Мы никогда не задерживались в Эльмире надолго. Через несколько дней мы уезжали в Гленору, расположенную на озере Сенека, где у папиного-папы было три участка земли с готовыми для проживания домами. Раньше я никогда не задумывался, почему он купил три отдельных участка с домами в одном и том же районе, но потом решил, что изначально папин-папа приобрёл собственность для двух сыновей и самого себя. В конце Первой мировой войны дядя Ширли уехал с семьёй в Лос-Анджелес, после чего папин-папа продал участок под названием Рэд Раф / Red Rough, оставив себе Хижину Подковы / Horseshoe Cabin и Эллинг / Boat House.
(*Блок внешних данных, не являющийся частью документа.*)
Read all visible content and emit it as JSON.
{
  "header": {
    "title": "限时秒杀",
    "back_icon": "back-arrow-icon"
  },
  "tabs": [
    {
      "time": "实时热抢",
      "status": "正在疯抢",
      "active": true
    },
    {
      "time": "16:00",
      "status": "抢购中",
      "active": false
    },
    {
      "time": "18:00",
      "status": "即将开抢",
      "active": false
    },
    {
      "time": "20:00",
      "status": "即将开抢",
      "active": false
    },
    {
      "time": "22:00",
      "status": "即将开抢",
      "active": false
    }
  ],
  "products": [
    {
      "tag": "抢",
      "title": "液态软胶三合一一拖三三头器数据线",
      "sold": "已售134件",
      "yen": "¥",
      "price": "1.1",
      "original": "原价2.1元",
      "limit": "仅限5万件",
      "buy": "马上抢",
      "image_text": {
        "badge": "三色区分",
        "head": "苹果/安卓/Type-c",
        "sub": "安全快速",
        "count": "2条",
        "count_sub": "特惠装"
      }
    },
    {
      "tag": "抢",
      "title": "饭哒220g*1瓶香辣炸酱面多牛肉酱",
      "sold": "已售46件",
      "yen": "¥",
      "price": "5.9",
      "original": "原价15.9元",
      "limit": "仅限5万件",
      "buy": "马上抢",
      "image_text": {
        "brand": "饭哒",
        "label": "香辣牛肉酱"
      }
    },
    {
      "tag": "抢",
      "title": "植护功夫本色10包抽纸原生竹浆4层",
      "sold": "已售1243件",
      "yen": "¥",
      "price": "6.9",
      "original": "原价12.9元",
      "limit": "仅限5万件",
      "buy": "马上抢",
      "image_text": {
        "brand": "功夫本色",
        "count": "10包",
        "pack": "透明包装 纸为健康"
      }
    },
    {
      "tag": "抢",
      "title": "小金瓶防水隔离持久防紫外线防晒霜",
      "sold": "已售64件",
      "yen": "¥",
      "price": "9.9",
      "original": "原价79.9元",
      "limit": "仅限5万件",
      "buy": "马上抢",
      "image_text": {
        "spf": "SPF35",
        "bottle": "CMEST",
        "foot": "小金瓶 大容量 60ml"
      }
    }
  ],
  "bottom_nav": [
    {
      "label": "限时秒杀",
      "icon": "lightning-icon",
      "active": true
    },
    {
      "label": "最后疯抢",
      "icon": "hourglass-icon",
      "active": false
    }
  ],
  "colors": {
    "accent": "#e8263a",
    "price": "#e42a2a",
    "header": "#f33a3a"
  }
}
Сенека – это узкое и вытянутое ледниковое озеро, на южном берегу которого высятся сланцевые скалы. Дом на участке под названием Эллинг был трёхуровневый: на цоколе стояли лодки, на среднем располагалась кухня и комнаты прислуги, и на самом верху были жилые помещения с огромным количеством ковров и одеял, изготовленных индейцами племени навахо. На поперечных балках висели китайские фонарики. Западная стена дома на всех этажах осталась невыстроенной, и представляла собой сланцевую скалу, выпиравшую острыми гранями в комнаты. Поднявшись с третьего этажа по двум лестничным пролётам, ты оказывался на участке земли, после которого начинался лес. Это был тёмный хвойный лес без подлеска, потому что местные сосны веками роняли иголки, толстым слоем устилавшие всё вокруг. Всего за одну ночь из-под земли могли появиться очень странные вещи: дедушкин табак, кирказон, россыпи ярко-оранжевых грибов, уйма пятнистых поганок и, конечно, ядовитые красные мухоморы Amanita, отличать которые меня научили в раннем возрасте. Я находил мухоморы и смотрел на них с ужасом и восхищением. У моих ног росла сама смерть, ждущая того, чтобы к ней кто-нибудь прикоснулся.